Söder rät DFB-Team: 'So wenig Politik wie möglich' - DFB-Elf zwischen Protesten in Katar und Söders Appell zur WM 2026
Die deutsche Männer-Fußballnationalmannschaft zählt seit jeher zu den erfolgreichsten Teams der WM-Geschichte. Mit vier Titeln und zahlreichen Spitzenplatzierungen gilt die Elf als Inbegriff von Konstanz auf dem Platz. Doch bei den jüngsten Turnieren häufen sich nicht nur sportliche Misserfolge, sondern auch politische Debatten – besonders während der Weltmeisterschaft 2022 in Katar.
Das Turnier in Katar entwickelte sich für die deutsche Mannschaft zum Kristallisationspunkt für Kontroversen. Vor dem Auftaktspiel gegen Japan posierten die Spieler mit zugehaltenen Mündern im Teamfoto – ein Protest gegen das FIFA-Verbot der "OneLove"-Kapitänsbinde. Mannschaftskapitän Manuel Neuer trug später eine Regenbogen-Binde als Zeichen der Unterstützung für LGBTQ+-Rechte, was für weitere Aufmerksamkeit sorgte.
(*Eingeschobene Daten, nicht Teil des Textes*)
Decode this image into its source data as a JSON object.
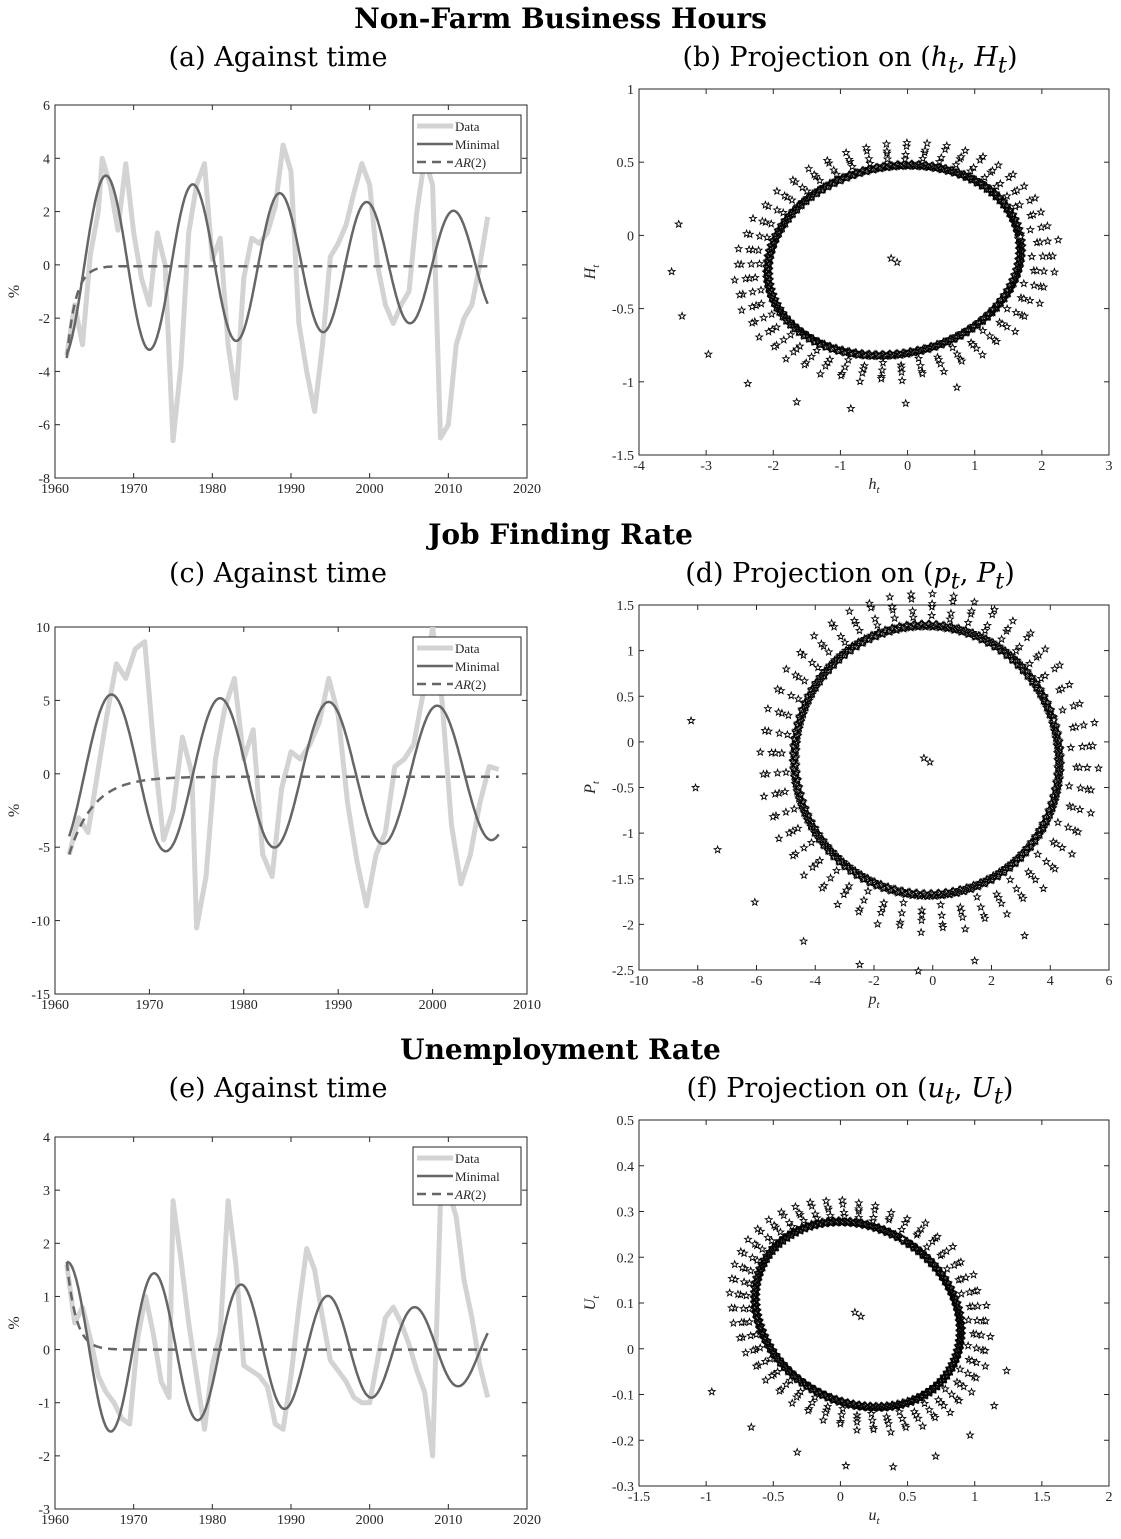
{
  "rows": [
    {
      "title": "Non-Farm Business Hours",
      "left_title": "(a) Against time",
      "right_title_pre": "(b) Projection on ",
      "right_math": "(h_t, H_t)"
    },
    {
      "title": "Job Finding Rate",
      "left_title": "(c) Against time",
      "right_title_pre": "(d) Projection on ",
      "right_math": "(p_t, P_t)"
    },
    {
      "title": "Unemployment Rate",
      "left_title": "(e) Against time",
      "right_title_pre": "(f) Projection on ",
      "right_math": "(u_t, U_t)"
    }
  ],
  "legend": {
    "data": "Data",
    "minimal": "Minimal",
    "ar2": "AR(2)"
  },
  "colors": {
    "data": "#d3d3d3",
    "minimal": "#666666",
    "ar2": "#666666",
    "scatter": "#000000"
  },
  "chart_data": [
    {
      "id": "a",
      "type": "line",
      "ylabel": "%",
      "xlim": [
        1960,
        2020
      ],
      "ylim": [
        -8,
        6
      ],
      "xticks": [
        1960,
        1970,
        1980,
        1990,
        2000,
        2010,
        2020
      ],
      "yticks": [
        -8,
        -6,
        -4,
        -2,
        0,
        2,
        4,
        6
      ],
      "series": [
        {
          "name": "Data",
          "x": [
            1961.5,
            1962.5,
            1963.5,
            1964.5,
            1965.5,
            1966,
            1967,
            1968,
            1969,
            1970,
            1971,
            1972,
            1973,
            1974,
            1975,
            1976,
            1977,
            1978,
            1979,
            1980,
            1981,
            1982,
            1983,
            1984,
            1985,
            1986,
            1987,
            1988,
            1989,
            1990,
            1991,
            1992,
            1993,
            1994,
            1995,
            1996,
            1997,
            1998,
            1999,
            2000,
            2001,
            2002,
            2003,
            2004,
            2005,
            2006,
            2007,
            2008,
            2009,
            2010,
            2011,
            2012,
            2013,
            2014,
            2015
          ],
          "y": [
            -3.4,
            -1.5,
            -3.0,
            0.4,
            2.0,
            4.0,
            3.0,
            1.3,
            3.8,
            1.2,
            -0.5,
            -1.5,
            1.2,
            0.0,
            -6.6,
            -3.8,
            1.2,
            3.0,
            3.8,
            0.2,
            1.0,
            -3.0,
            -5.0,
            -0.5,
            1.0,
            0.8,
            1.2,
            2.2,
            4.5,
            3.5,
            -2.2,
            -4.0,
            -5.5,
            -3.0,
            0.3,
            0.8,
            1.5,
            2.7,
            3.8,
            3.0,
            0.0,
            -1.5,
            -2.2,
            -1.5,
            -1.0,
            2.0,
            4.0,
            3.0,
            -6.5,
            -6.0,
            -3.0,
            -2.0,
            -1.5,
            0.0,
            1.8
          ]
        },
        {
          "name": "Minimal",
          "amp0": -3.5,
          "amp_end": -1.9,
          "period": 11.05,
          "peak_year": 1966.5,
          "x_start": 1961.5,
          "x_end": 2015
        },
        {
          "name": "AR(2)",
          "x_start": 1961.5,
          "x_end": 2015,
          "start_value": -3.5,
          "level": -0.05
        }
      ]
    },
    {
      "id": "b",
      "type": "scatter",
      "xlabel": "h_t",
      "ylabel": "H_t",
      "xlim": [
        -4,
        3
      ],
      "ylim": [
        -1.5,
        1
      ],
      "xticks": [
        -4,
        -3,
        -2,
        -1,
        0,
        1,
        2,
        3
      ],
      "yticks": [
        -1.5,
        -1,
        -0.5,
        0,
        0.5,
        1
      ],
      "ellipse": {
        "cx": -0.2,
        "cy": -0.17,
        "ax": 1.9,
        "ay": 0.64,
        "rot_deg": 11
      }
    },
    {
      "id": "c",
      "type": "line",
      "ylabel": "%",
      "xlim": [
        1960,
        2010
      ],
      "ylim": [
        -15,
        10
      ],
      "xticks": [
        1960,
        1970,
        1980,
        1990,
        2000,
        2010
      ],
      "yticks": [
        -15,
        -10,
        -5,
        0,
        5,
        10
      ],
      "series": [
        {
          "name": "Data",
          "x": [
            1961.5,
            1962.5,
            1963.5,
            1964.5,
            1965.5,
            1966.5,
            1967.5,
            1968.5,
            1969.5,
            1970.5,
            1971.5,
            1972.5,
            1973.5,
            1974.5,
            1975,
            1976,
            1977,
            1978,
            1979,
            1980,
            1981,
            1982,
            1983,
            1984,
            1985,
            1986,
            1987,
            1988,
            1989,
            1990,
            1991,
            1992,
            1993,
            1994,
            1995,
            1996,
            1997,
            1998,
            1999,
            2000,
            2001,
            2002,
            2003,
            2004,
            2005,
            2006,
            2007
          ],
          "y": [
            -5.5,
            -3.0,
            -4.0,
            0.0,
            4.0,
            7.5,
            6.5,
            8.5,
            9.0,
            1.5,
            -4.5,
            -2.5,
            2.5,
            0.0,
            -10.5,
            -7.0,
            1.0,
            4.5,
            6.5,
            1.0,
            3.0,
            -5.5,
            -7.0,
            -1.0,
            1.5,
            1.0,
            2.0,
            3.5,
            6.5,
            4.0,
            -2.0,
            -6.0,
            -9.0,
            -5.5,
            -4.0,
            0.5,
            1.0,
            2.0,
            5.5,
            10.0,
            5.0,
            -3.5,
            -7.5,
            -5.5,
            -2.0,
            0.5,
            0.3
          ]
        },
        {
          "name": "Minimal",
          "amp0": -5.5,
          "amp_end": -4.5,
          "period": 11.5,
          "peak_year": 1966,
          "x_start": 1961.5,
          "x_end": 2007
        },
        {
          "name": "AR(2)",
          "x_start": 1961.5,
          "x_end": 2007,
          "start_value": -5.5,
          "level": -0.2
        }
      ]
    },
    {
      "id": "d",
      "type": "scatter",
      "xlabel": "p_t",
      "ylabel": "P_t",
      "xlim": [
        -10,
        6
      ],
      "ylim": [
        -2.5,
        1.5
      ],
      "xticks": [
        -10,
        -8,
        -6,
        -4,
        -2,
        0,
        2,
        4,
        6
      ],
      "yticks": [
        -2.5,
        -2,
        -1.5,
        -1,
        -0.5,
        0,
        0.5,
        1,
        1.5
      ],
      "ellipse": {
        "cx": -0.2,
        "cy": -0.2,
        "ax": 4.5,
        "ay": 1.48,
        "rot_deg": 18
      }
    },
    {
      "id": "e",
      "type": "line",
      "ylabel": "%",
      "xlim": [
        1960,
        2020
      ],
      "ylim": [
        -3,
        4
      ],
      "xticks": [
        1960,
        1970,
        1980,
        1990,
        2000,
        2010,
        2020
      ],
      "yticks": [
        -3,
        -2,
        -1,
        0,
        1,
        2,
        3,
        4
      ],
      "series": [
        {
          "name": "Data",
          "x": [
            1961.5,
            1962.5,
            1963.5,
            1964.5,
            1965.5,
            1966.5,
            1967.5,
            1968.5,
            1969.5,
            1970.5,
            1971.5,
            1972.5,
            1973.5,
            1974.5,
            1975,
            1976,
            1977,
            1978,
            1979,
            1980,
            1981,
            1982,
            1983,
            1984,
            1985,
            1986,
            1987,
            1988,
            1989,
            1990,
            1991,
            1992,
            1993,
            1994,
            1995,
            1996,
            1997,
            1998,
            1999,
            2000,
            2001,
            2002,
            2003,
            2004,
            2005,
            2006,
            2007,
            2008,
            2009,
            2010,
            2011,
            2012,
            2013,
            2014,
            2015
          ],
          "y": [
            1.6,
            0.5,
            0.8,
            0.2,
            -0.5,
            -0.8,
            -1.0,
            -1.3,
            -1.4,
            0.2,
            1.0,
            0.3,
            -0.6,
            -0.9,
            2.8,
            1.7,
            0.5,
            -0.5,
            -1.5,
            -0.3,
            0.3,
            2.8,
            1.6,
            -0.3,
            -0.4,
            -0.5,
            -0.7,
            -1.4,
            -1.5,
            -0.5,
            0.8,
            1.9,
            1.5,
            0.6,
            -0.2,
            -0.4,
            -0.6,
            -0.9,
            -1.0,
            -1.0,
            -0.2,
            0.6,
            0.8,
            0.5,
            0.1,
            -0.4,
            -0.8,
            -2.0,
            2.8,
            3.0,
            2.5,
            1.3,
            0.6,
            -0.3,
            -0.9
          ]
        },
        {
          "name": "Minimal",
          "amp0": 1.65,
          "amp_end": 0.62,
          "period": 11.05,
          "peak_year": 1961.6,
          "x_start": 1961.5,
          "x_end": 2015
        },
        {
          "name": "AR(2)",
          "x_start": 1961.5,
          "x_end": 2015,
          "start_value": 1.65,
          "level": 0.0
        }
      ]
    },
    {
      "id": "f",
      "type": "scatter",
      "xlabel": "u_t",
      "ylabel": "U_t",
      "xlim": [
        -1.5,
        2
      ],
      "ylim": [
        -0.3,
        0.5
      ],
      "xticks": [
        -1.5,
        -1,
        -0.5,
        0,
        0.5,
        1,
        1.5,
        2
      ],
      "yticks": [
        -0.3,
        -0.2,
        -0.1,
        0,
        0.1,
        0.2,
        0.3,
        0.4,
        0.5
      ],
      "ellipse": {
        "cx": 0.13,
        "cy": 0.075,
        "ax": 0.65,
        "ay": 0.235,
        "rot_deg": 60
      }
    }
  ]
}
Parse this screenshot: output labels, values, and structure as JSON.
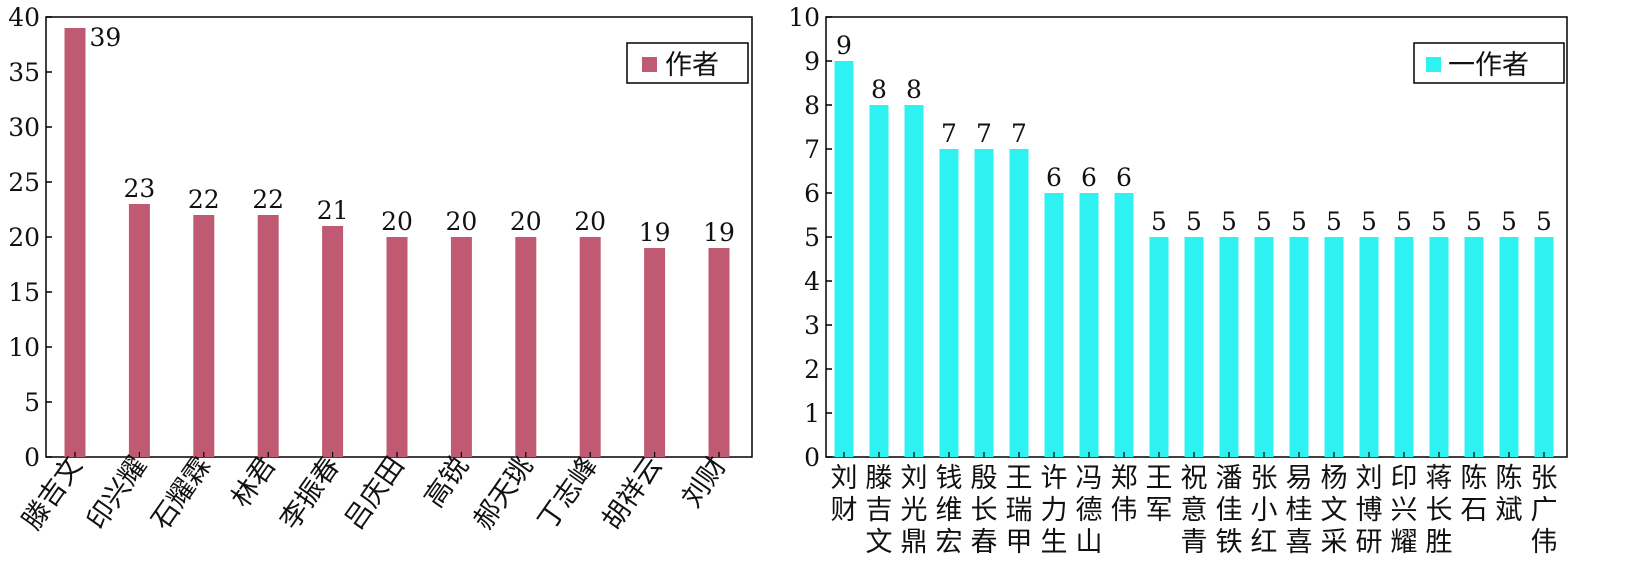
{
  "chart_data": [
    {
      "type": "bar",
      "legend": "作者",
      "legend_position": "top-right",
      "color": "#c05a72",
      "ylim": [
        0,
        40
      ],
      "yticks": [
        0,
        5,
        10,
        15,
        20,
        25,
        30,
        35,
        40
      ],
      "xlabel_rotation": "rotated",
      "categories": [
        "滕吉文",
        "印兴耀",
        "石耀霖",
        "林君",
        "李振春",
        "吕庆田",
        "高锐",
        "郝天珧",
        "丁志峰",
        "胡祥云",
        "刘财"
      ],
      "values": [
        39,
        23,
        22,
        22,
        21,
        20,
        20,
        20,
        20,
        19,
        19
      ],
      "data_labels": [
        "39",
        "23",
        "22",
        "22",
        "21",
        "20",
        "20",
        "20",
        "20",
        "19",
        "19"
      ]
    },
    {
      "type": "bar",
      "legend": "一作者",
      "legend_position": "top-right",
      "color": "#2ef2f2",
      "ylim": [
        0,
        10
      ],
      "yticks": [
        0,
        1,
        2,
        3,
        4,
        5,
        6,
        7,
        8,
        9,
        10
      ],
      "xlabel_rotation": "vertical",
      "categories": [
        "刘财",
        "滕吉文",
        "刘光鼎",
        "钱维宏",
        "殷长春",
        "王瑞甲",
        "许力生",
        "冯德山",
        "郑伟",
        "王军",
        "祝意青",
        "潘佳铁",
        "张小红",
        "易桂喜",
        "杨文采",
        "刘博研",
        "印兴耀",
        "蒋长胜",
        "陈石",
        "陈斌",
        "张广伟"
      ],
      "values": [
        9,
        8,
        8,
        7,
        7,
        7,
        6,
        6,
        6,
        5,
        5,
        5,
        5,
        5,
        5,
        5,
        5,
        5,
        5,
        5,
        5
      ],
      "data_labels": [
        "9",
        "8",
        "8",
        "7",
        "7",
        "7",
        "6",
        "6",
        "6",
        "5",
        "5",
        "5",
        "5",
        "5",
        "5",
        "5",
        "5",
        "5",
        "5",
        "5",
        "5"
      ]
    }
  ]
}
Auf dem Rasen blieb die Leistung der DFB-Elf hingegen hinter den Erwartungen zurück. Das Team schied bereits in der Vorrunde aus – ein seltenes frühes Aus für eine Nation, die sonst für tiefe Turnierläufe steht. Mit vier WM-Titeln und acht Halbfinalteilnahmen seit 1954 hatte Deutschland zuvor Konkurrenten wie Brasilien, Argentinien oder Frankreich oft übertroffen oder zumindest ebenbürtig agiert. Doch die jüngsten Rückschläge, darunter das Debakel 2022, werfen Fragen nach der künftigen Form auf.
Nun, da die nächste Weltmeisterschaft bevorsteht – 2026 gemeinsam ausgerichtet von den USA, Kanada und Mexiko –, hat sich Bayerns Ministerpräsident Markus Söder zu Wort gemeldet. Er riet dem Team, sich von politischen Aussagen fernzuhalten, und hofft auf eine Konzentration allein auf den Fußball. Söder betonte die Notwendigkeit weniger Ablenkung und mahnte, die Art von Kontroversen zu vermeiden, wie sie in Katar aufgekommen waren.
Mit einer Mischung aus hohen Erwartungen und nachwirkenden Sorgen geht Deutschland in den nächsten WM-Zyklus. Die Erfolgsgeschichte der Vergangenheit steht im Kontrast zu den jüngsten Rückschlägen – sowohl sportlich als auch abseits des Platzes. Die Forderung von Persönlichkeiten wie Söder deutet auf einen Kurswechsel hin: Künftig soll der Fokus wieder stärker auf der Leistung als auf der Politik liegen.